Matatalab is fast carving a path for itself in the world of children's STEAM education products and content. Matata's kid's programming robots uses image recognition technology to develop children's cognitive abilities and computational thinking through a variety of programming games. The robot focuses on physical programming, with no need for screen or literacy to learn to code.
Perhaps to the horror of some educators, who believe there's too much tech in education, but the delight of a growing customer base, the company's entry-level learning tech is targeted at kids as young as three. So far Matatalab has pursued an ambitious market strategy, bringing its products out in over 40 countries via a combination of traditional brick-and-mortar stores as well as Amazon.

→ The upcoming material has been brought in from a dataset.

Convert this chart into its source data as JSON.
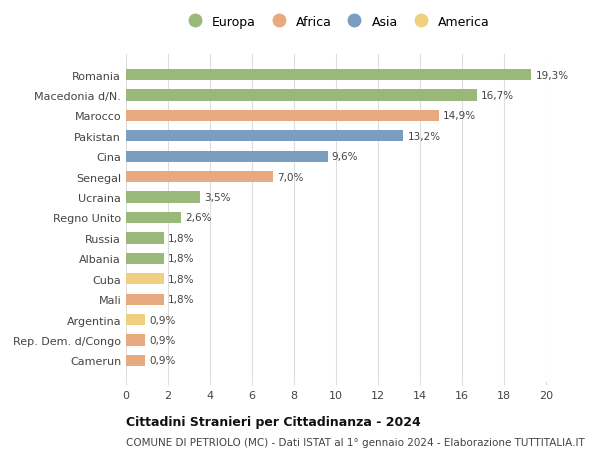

There are a number of robotics companies vying for space in the lucrative ed tech market. STEAM eduction is increasingly emphasized in budgets, and many schools now offer coding instruction as part of the standard curricula as early as kindergarten. Analysts predict the educational robotics market will be worth $1.7 billion by 2023. In some Chinese schools, students begin as early as preschool, which is where Matatalab is focusing.
The company was founded in 2017 by two Shenzhen-based robotics industry veterans who had kids who were entering pre-kindergarten. Studies show that brains begin to develop logic around 3 and 4 years old, so the team wanted to make a coding education product that catered specifically to this age group at an early stage of development. Their mission was to give kids around the world the greatest advantage for learning to code as they grow.
Like kid-aimed robots from companies like Cubetto, SAM Labs, and Wonder Workshop, the result is an interesting blend of interactive technologies that purport to teach kids to code. The game-based Matatalab Coding Set, meant for kids as young as four, contains coding blocks, a command board, maps, and challenge booklets. It's a screen-free experience, as well as a word-free experience, relying instead on graphical symbols that differentiate various coding blocks.
The company has won several awards, including the Reddot Design Awards and IDEA Awards. Whether it can eat market share from better known competitors like Wonder Workshop remains to be seen. Price is a perennial Achilles heel in this space, with parents hesitant to shell out on toys they aren't sure their kids will continue to use.
Matatalab's kits range from a $125 "lite" model to a nearly $300 "pro" model.